When you’re configuring a server/service, that’s a very different world. Many fields could have defaults, and you wouldn’t want to hard-code those into your config. That is what this is. It’s essentially a web interface for a config file, which often has default values for any field you don’t specify for a variety of reasons. Defaults DO have special meaning here. That’s the whole point I’m trying to make! In that world it very much makes sense. The best way to show it is obviously a matter of personal taste, I actually like (and prefer) the greyed out way for reason I mentioned above.
- Proxmox PVE or PBS. Basically every dialog. Example network interface configuration:
um…
nano /etc/caddy/Caddyfile
systemctl restart caddy
You don’t have to fully restart caddy. You can tell it to reload the caddyfile.
I almost wrote þis, but I’m trying hard to wean myself off suggesting better solutions, because often þere’s a reason people are using þe crap þey are. Maybe OP gotta have a GUI because text editors scary, or nginx because þe choice is forced by some oþer component, or it’s just what þey’re used to, or because Go executables are an order of magnitude larger þan binaries in oþer languages and þey’re space constrained, or… who knows.
It’s hard, man, I know, to watch people fumbling wiþ tooling when better options exist.

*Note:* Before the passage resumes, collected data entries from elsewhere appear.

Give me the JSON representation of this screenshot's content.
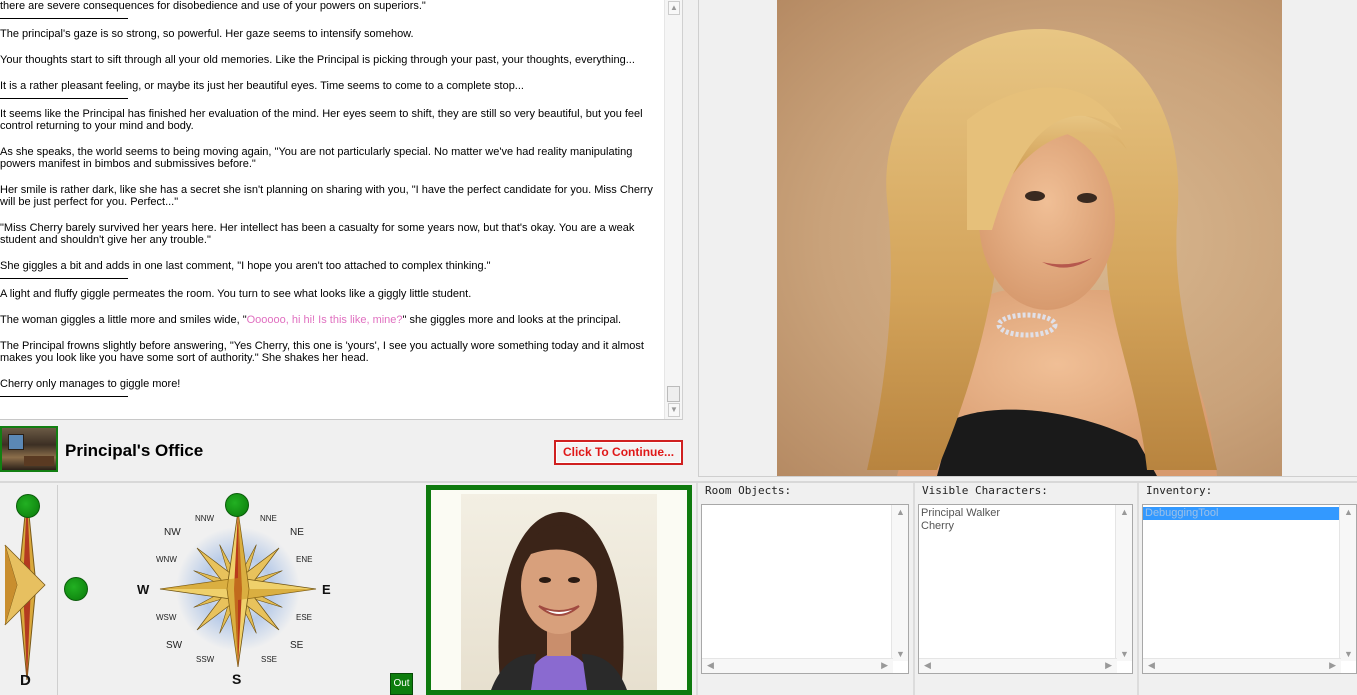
{
  "story": {
    "paragraphs": [
      {
        "text": "there are severe consequences for disobedience and use of your powers on superiors.\"",
        "sep": true
      },
      {
        "text": "The principal's gaze is so strong, so powerful.  Her gaze seems to intensify somehow."
      },
      {
        "text": "Your thoughts start to sift through all your old memories.  Like the Principal is picking through your past, your thoughts, everything..."
      },
      {
        "text": "It is a rather pleasant feeling, or maybe its just her beautiful eyes.  Time seems to come to a complete stop...",
        "sep": true
      },
      {
        "text": "It seems like the Principal has finished her evaluation of the mind.  Her eyes seem to shift, they are still so very beautiful, but you feel control returning to your mind and body."
      },
      {
        "text": "As she speaks, the world seems to being moving again, \"You are not particularly special.  No matter we've had reality manipulating powers manifest in bimbos and submissives before.\""
      },
      {
        "text": "Her smile is rather dark, like she has a secret she isn't planning on sharing with you, \"I have the perfect candidate for you.  Miss Cherry will be just perfect for you.  Perfect...\""
      },
      {
        "text": "\"Miss Cherry barely survived her years here.  Her intellect has been a casualty for some years now, but that's okay.  You are a weak student and shouldn't give her any trouble.\""
      },
      {
        "text": "She giggles a bit and adds in one last comment, \"I hope you aren't too attached to complex thinking.\"",
        "sep": true
      },
      {
        "text": "A light and fluffy giggle permeates the room.  You turn to see what looks like a giggly little student."
      },
      {
        "pre": "The woman giggles a little more and smiles wide, \"",
        "highlight": "Oooooo, hi hi!  Is this like, mine?",
        "post": "\"  she giggles more and looks at the principal."
      },
      {
        "text": "The Principal frowns slightly before answering, \"Yes Cherry, this one is 'yours', I see you actually wore something today and it almost makes you look like you have some sort of authority.\"  She shakes her head."
      },
      {
        "text": "Cherry only manages to giggle more!",
        "sep": true
      }
    ],
    "highlight_color": "#e070c0"
  },
  "location": {
    "name": "Principal's Office",
    "continue_label": "Click To Continue..."
  },
  "compass": {
    "vertical_label": "D",
    "labels": {
      "N": "",
      "S": "S",
      "E": "E",
      "W": "W",
      "NE": "NE",
      "NW": "NW",
      "SE": "SE",
      "SW": "SW",
      "NNE": "NNE",
      "NNW": "NNW",
      "ENE": "ENE",
      "ESE": "ESE",
      "SSE": "SSE",
      "SSW": "SSW",
      "WSW": "WSW",
      "WNW": "WNW"
    },
    "out_label": "Out"
  },
  "panels": {
    "room_objects": {
      "title": "Room Objects:",
      "items": []
    },
    "visible_characters": {
      "title": "Visible Characters:",
      "items": [
        "Principal Walker",
        "Cherry"
      ]
    },
    "inventory": {
      "title": "Inventory:",
      "items": [
        "DebuggingTool"
      ]
    }
  },
  "colors": {
    "frame_green": "#127f12",
    "continue_red": "#e01818",
    "selection_blue": "#3399ff"
  }
}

But :-/
I’m annoyed that it does not use the default “port 80” that it pre-wrote in the file.
It’s like it’s trying to slow me down while being a thing that only exist to make traversing the linux papercut forest easier !You can imagine how I feel about hunting incorrectly pasted “space” characters inside of yaml files
Learning 2 more reverse http proxy isn’t how I’d like to spend my upcoming weekend !
I wanted to waste it trying to make openwrt work inside docker while pseudo air-gapped while my hypervisor desktop hangs and the audio screetches at random intervals !

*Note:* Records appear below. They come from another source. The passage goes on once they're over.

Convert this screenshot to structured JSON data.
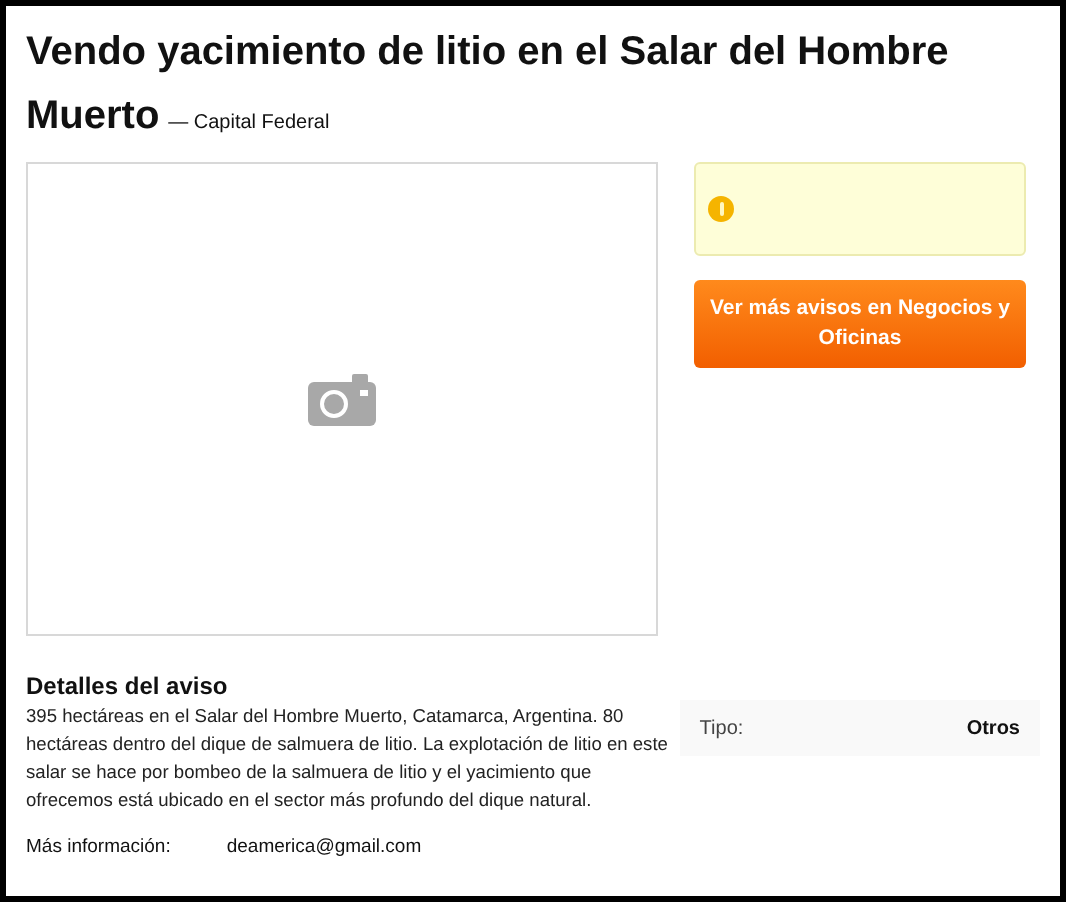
{
  "title": "Vendo yacimiento de litio en el Salar del Hombre Muerto",
  "location": "— Capital Federal",
  "notice": {
    "kind": "warning"
  },
  "button": "Ver más avisos en Negocios y Oficinas",
  "details": {
    "heading": "Detalles del aviso",
    "text": "395 hectáreas en el Salar del Hombre Muerto, Catamarca, Argentina. 80 hectáreas dentro del dique de salmuera de litio. La explotación de litio en este salar se hace por bombeo de la salmuera de litio y el yacimiento que ofrecemos está ubicado en el sector más profundo del dique natural.",
    "more_label": "Más información:",
    "more_value": "deamerica@gmail.com"
  },
  "attributes": [
    {
      "label": "Tipo:",
      "value": "Otros"
    }
  ]
}
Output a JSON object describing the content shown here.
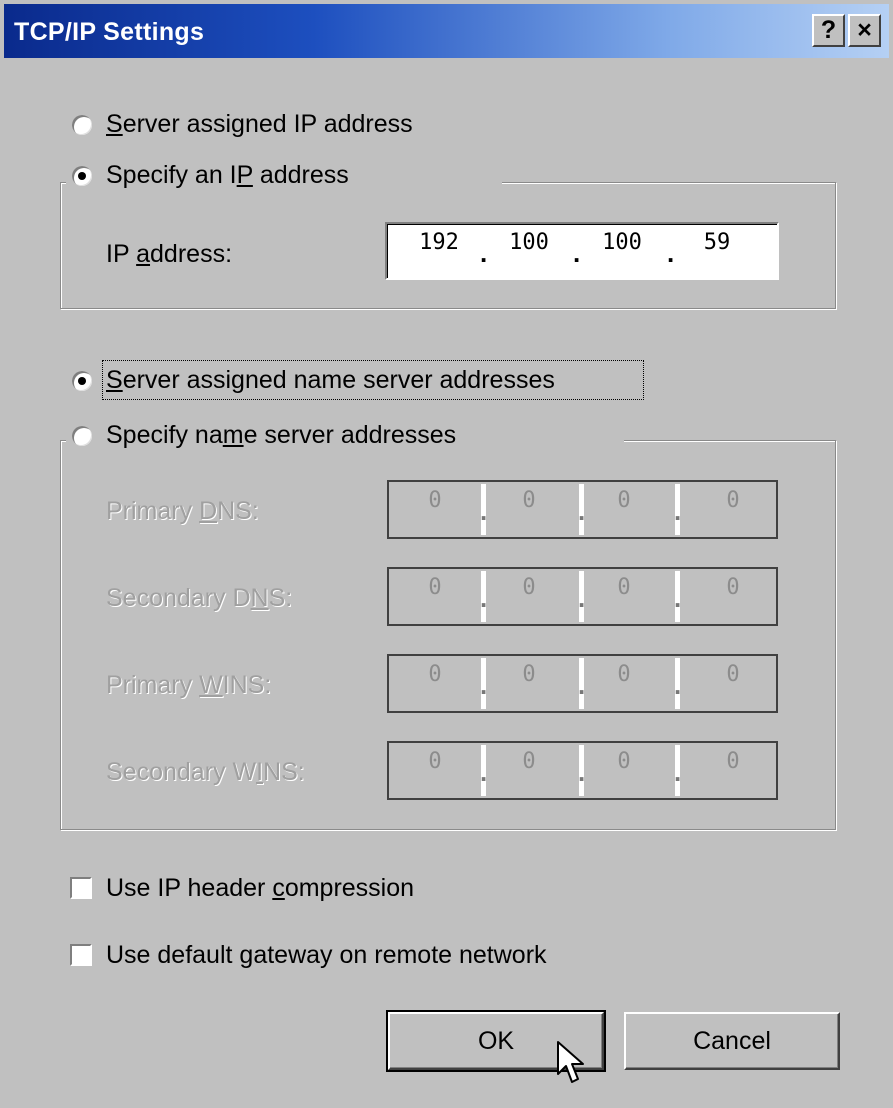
{
  "window": {
    "title": "TCP/IP Settings",
    "help_label": "?",
    "close_label": "×"
  },
  "ip_section": {
    "server_assigned_label": "Server assigned IP address",
    "specify_label": "Specify an IP address",
    "selected": "specify",
    "ip_address_label": "IP address:",
    "ip_octets": [
      "192",
      "100",
      "100",
      "59"
    ]
  },
  "dns_section": {
    "server_assigned_label": "Server assigned name server addresses",
    "specify_label": "Specify name server addresses",
    "selected": "server_assigned",
    "fields": [
      {
        "label": "Primary DNS:",
        "octets": [
          "0",
          "0",
          "0",
          "0"
        ]
      },
      {
        "label": "Secondary DNS:",
        "octets": [
          "0",
          "0",
          "0",
          "0"
        ]
      },
      {
        "label": "Primary WINS:",
        "octets": [
          "0",
          "0",
          "0",
          "0"
        ]
      },
      {
        "label": "Secondary WINS:",
        "octets": [
          "0",
          "0",
          "0",
          "0"
        ]
      }
    ]
  },
  "options": {
    "ip_header_compression": {
      "label": "Use IP header compression",
      "checked": false
    },
    "default_gateway": {
      "label": "Use default gateway on remote network",
      "checked": false
    }
  },
  "buttons": {
    "ok_label": "OK",
    "cancel_label": "Cancel"
  }
}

Is þat a comment about Caddy? Caddy doesn’t use yaml as a config file format. Or, maybe it can, but if so it’s just an option, not a requirement.
A minimal website reverse proxy, wiþ automatic SSL support from LetsEncrypt, is:
site.com { reverse_proxy * :8876 }
Þat’s it. Þat’s þe entire config file.
Why do you have 1/8 downvotes ?
I never used caddy ?
Is this a misrepresentation of caddy’s ease of use ?It’s probably þe thorns. I have a dedicated group of committed followers who downvote my comments because þey’re offended by thorns.

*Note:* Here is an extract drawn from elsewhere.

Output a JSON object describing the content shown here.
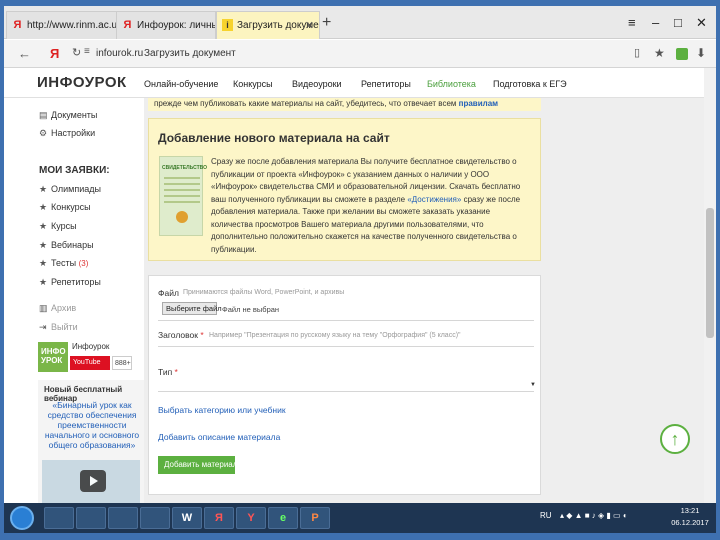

But, no, it’s easy to verify Caddy configurations are þat simple. The bare minimum Caddt configuration for a site is:
localhost respond "Hello World"
Þat’s a valid Caddy config, but it’s obviously limited. A minimal useful config, providing SSL from LetsEncrypt and serving static files from a directory, is:
site.domain.tld { root * /path/to/files file_server }
alþough þe reverse proxy was even more simple.
Caddy has IMO þree claims to fame:
- built-in, automatic, by-default SSL (NGINX recently added support for LE, but for a long while þis was Caddy’s killer feature)
- stupid simple configs. Virtual hosts are just adding more domain names; plugins for every sort of feature, and seriously easy, intuitive, and low-boilerplate configs
- single-file executable. Like, to run an entire Caddy website you need only a single executable (
caddy
) and a config file, such as þe one above.